DilmaA recente formação do chamado “blocão” na Câmara dos Deputados pode criar a “falsa impressão” de que o Brasil está se afastando do famigerado fisiologismo reinante na política brasileira. Este se revela na atuação de políticos em prol de interesses pessoais ou partidários, sem maior preocupação com a função decorrente da condição de mandatários.

Infelizmente, a criação do “blocão” – grupo de políticos da base aliada ao governo federal que passou a resistir às pretensões deste – apenas demonstra que o fisiologismo segue “firme e forte” na política nacional. Seria ingenuidade pensar que o Brasil se verá livre desse pesadelo sem uma profunda reforma política.

Mas qual a razão de ser o “blocão” uma clara demonstração de que o fisiologismo existe e tem enorme força? Simples. Os integrantes da base que resolveram resistir ao governo federal apenas procedem desse modo em virtude de a presidente Dilma não contar com características indispensáveis ao bom relacionamento entre os Poderes. Dilma, para além de incompetente nesse campo e em muitos outros, é bastante teimosa. É do tipo que leva tudo para o lado pessoal. Não consegue manter um relacionamento amistoso sequer com os integrantes da base aliada.

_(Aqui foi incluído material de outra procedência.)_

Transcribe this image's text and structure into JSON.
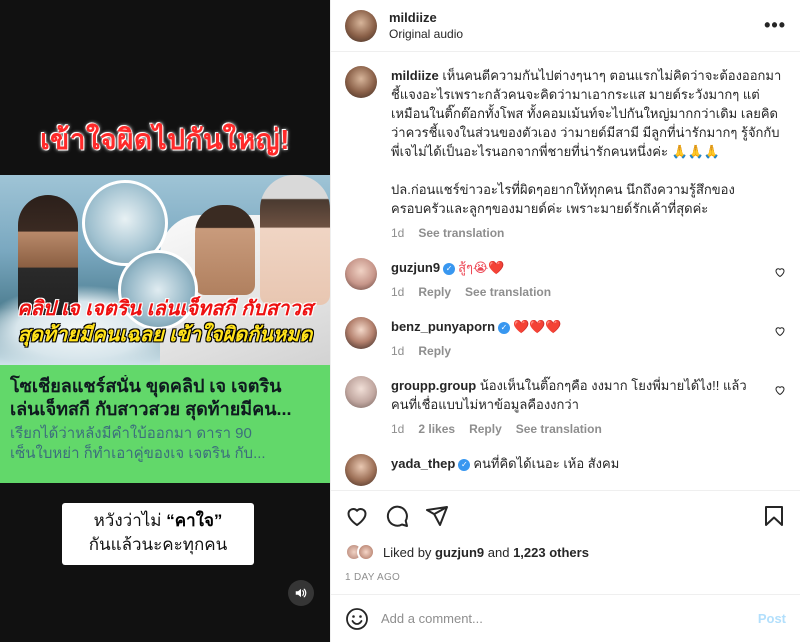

Não pensem que Dilma, agindo desse modo, busca promover a ética na política. Ao contrário, o que move a presidente nessa ausência de trato político com os demais Poderes é o orgulho e o fato de não contar com uma das principais virtudes que todo indivíduo deveria ter: a resiliência. Resilir, isto é, tolerar e, muitas vezes, “dar o braço a torcer” é um dos meios mais profícuos para que se possa atingir objetivos maiores na política. Eis uma das razões pelas quais se afirma que a política é a “arte do possível”.

Dilma, contudo, é a teimosia em pessoa. Faz a linha “não dialogo”. Coloca uma coisa na cabeça e prefere eliminar opositores a sentar à mesa para um debate democrático. Repito: a presidente não faz isso para trazer ética à política. Comporta-se desse modo apenas por características pessoais que prejudicam as pretensões do Executivo, ainda quando – e é bastante raro no governo atual! – voltadas ao interesse geral. Prova de que Dilma está longe de se preocupar com a recuperação da ética é a recente reforma ministerial e, antes dela, a maneira – na base do “troca-troca” – através da qual compôs seus interesses com partidos aliados.

O fato inegável é que o Brasil dá sinais de piora. Sempre que a economia sofre abalos e que a população sente dias ruins se aproximando, a “pseudocordialidade” dos partidos aliados passa a sofrer desgastes. Notem o que se deu na Venezuela. Até que a população sentisse os efeitos de uma política populista, ignorante – sobretudo do ponto de vista econômico -, esquizofrênica – especialmente na construção de “inimigos imaginários” e na demonstração de um cenário irreal de prosperidade – e, por fim, ditatorial, as reclamações em face do regime chavista eram relativamente tímidas. Após as recentes constatações no âmbito da economia e da liberdade venezuelanas, a sociedade civil resolveu ocupar as ruas e protestar.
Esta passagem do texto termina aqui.